Skip to main content

Python

Dependencies

Code

Note

The following script is only a proof of concept. For production purposes or loading large amounts of data, use LOAD DATA or pipelines.

#!/usr/bin/env python3

import os
import sys
import time
import threading
import argparse

import singlestoredb as database

parser = argparse.ArgumentParser()

parser.add_argument("--host", default=None, help="The hostname of the SingleStoreDB Cloud node to connect to")
parser.add_argument("--port", default=None, type=int, help="The port of the SingleStoreDB Cloud node to connect to")
parser.add_argument("--user", default="root", help="The user of the SingleStoreDB Cloud node to connect to")
parser.add_argument("--password", default="", help="The password of the SingleStoreDB Cloud node to connect to")

parser.add_argument("--database", default="simple_benchmark", help="The database to use - note: this database should not exist")

parser.add_argument("--num-workers", type=int, default=10, help="The number of insert threads")
parser.add_argument("--time", type=int, default=30, help="The number of seconds to run the benchmark for")

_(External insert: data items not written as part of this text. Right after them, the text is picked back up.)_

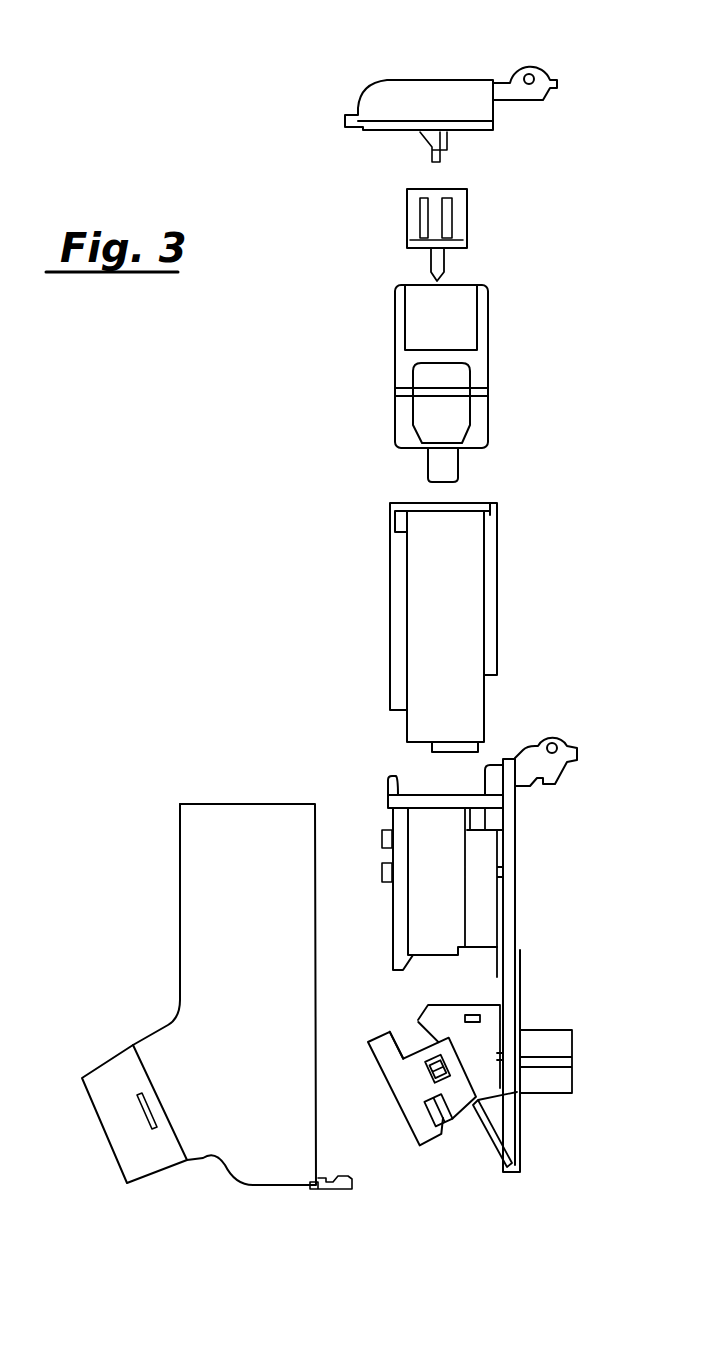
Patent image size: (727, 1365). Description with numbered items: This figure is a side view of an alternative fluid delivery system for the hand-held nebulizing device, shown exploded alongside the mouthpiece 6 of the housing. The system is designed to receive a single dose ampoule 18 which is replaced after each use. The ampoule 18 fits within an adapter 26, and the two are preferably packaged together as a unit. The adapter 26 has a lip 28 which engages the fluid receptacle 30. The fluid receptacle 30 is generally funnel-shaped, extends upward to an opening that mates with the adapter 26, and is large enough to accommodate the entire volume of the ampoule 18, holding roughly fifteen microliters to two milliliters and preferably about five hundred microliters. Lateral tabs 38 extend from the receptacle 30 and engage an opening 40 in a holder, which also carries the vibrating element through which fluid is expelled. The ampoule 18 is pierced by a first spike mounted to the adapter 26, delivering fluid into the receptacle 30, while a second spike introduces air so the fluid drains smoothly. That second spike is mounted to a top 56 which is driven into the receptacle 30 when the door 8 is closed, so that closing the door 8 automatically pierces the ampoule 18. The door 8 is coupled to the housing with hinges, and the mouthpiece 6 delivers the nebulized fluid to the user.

The mouthpiece 6 is at (203, 1143).
The door 8 is at (423, 98).
The ampoule 18 is at (475, 380).
The adapter 26 is at (490, 620).
The lip 28 is at (487, 748).
The fluid receptacle 30 is at (466, 1058).
The lateral tabs 38 is at (440, 1066).
The opening 40 is at (430, 1048).
The top 56 is at (453, 223).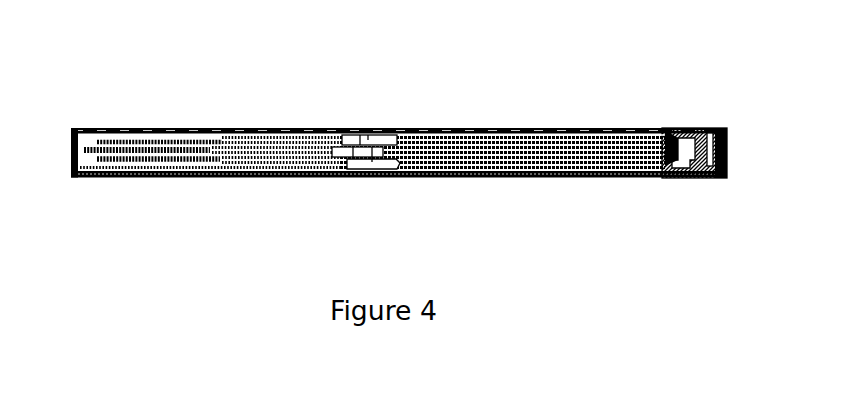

options = parser.parse_args()

HOST = None
PORT = None

TABLE = "tbl"
BATCH_SIZE = 5000

# Pre-generate the workload query
QUERY_TEXT = "INSERT INTO %s (val) VALUES %s" % (TABLE, ",".join(["(1)"] * BATCH_SIZE))

def get_connection(host=None, port=None, db=options.database):
    """ Returns a new connection to the database. """
    if host is None:
        host = HOST
    if port is None:
        port = PORT

    out = database.connect(
        host=host,
        port=port,
        user=options.user,
        password=options.password,
        database=db)
    out.autocommit(True)
    return out

class InsertWorker(threading.Thread):
    """ A simple thread which inserts empty rows in a loop. """

    def __init__(self, stopping):
        super(InsertWorker, self).__init__()
        self.stopping = stopping
        self.daemon = True
        self.exception = None

    def run(self):
        with get_connection() as conn:
            with conn.cursor() as cur:
                while not self.stopping.is_set():
                    cur.execute(QUERY_TEXT)

def test_connection():
    try:
        with get_connection(db="information_schema") as conn:
            conn.is_connected()
    except database.Error:
        print("Unable to connect to SingleStoreDB Cloud with provided connection details.")
        print("Please verify that SingleStoreDB Cloud is running @ %s:%s" % (HOST, PORT))
        sys.exit(1)

def setup_test_db():
    """ Create a database and table for this benchmark to use. """

    with get_connection(db="information_schema") as conn:
        with conn.cursor() as cur:
            print('Creating database %s' % options.database)

            try:
                # note: the following query will fail if there is an existing database
                cur.execute('CREATE DATABASE %s' % options.database)
            except database.Error:
                print("Database %s already exists - since we drop the database at" % options.database)
                print("the end of this script, please specify an un-used database")
                print("with the --database flag.")
                sys.exit(1)

            cur.execute('USE %s' % options.database)

            cur.execute('CREATE TABLE IF NOT EXISTS %s (id INT AUTO_INCREMENT PRIMARY KEY, val INT)' % TABLE)

def warmup():
    print('Warming up workload')
    with get_connection() as conn:
        with conn.cursor() as cur:
            cur.execute(QUERY_TEXT)

def run_benchmark():
    """ Run a set of InsertWorkers and record their performance. """

    stopping = threading.Event()
    workers = [ InsertWorker(stopping) for _ in range(options.num_workers) ]

    print('Launching %d workers' % options.num_workers)
    print('Workload will take approximately %d seconds.' % options.time)

    [ worker.start() for worker in workers ]
    time.sleep(options.time)

    print('Stopping workload')

    stopping.set()
    [ worker.join() for worker in workers ]

    with get_connection() as conn:
        with conn.cursor() as cur:
            cur.execute("SELECT COUNT(*) AS count FROM %s" % TABLE)
            count = cur.fetchall()[0][0]

    print("%d rows inserted using %d threads" % (count, options.num_workers))
    print("%.1f rows per second" % (count / float(options.time)))

def cleanup():
    """ Cleanup the database this benchmark is using. """
    try:
        with get_connection() as conn:
            with conn.cursor() as cur:
                cur.execute('DROP DATABASE IF EXISTS %s' % options.database)
    except database.Error:
        pass

if __name__ == '__main__':
    HOST = options.host or "127.0.0.1"
    PORT = options.port or 3306

    cleanup()

    try:
        test_connection()
        setup_test_db()
        warmup()
        run_benchmark()
    except KeyboardInterrupt:
        print("Interrupted... exiting...")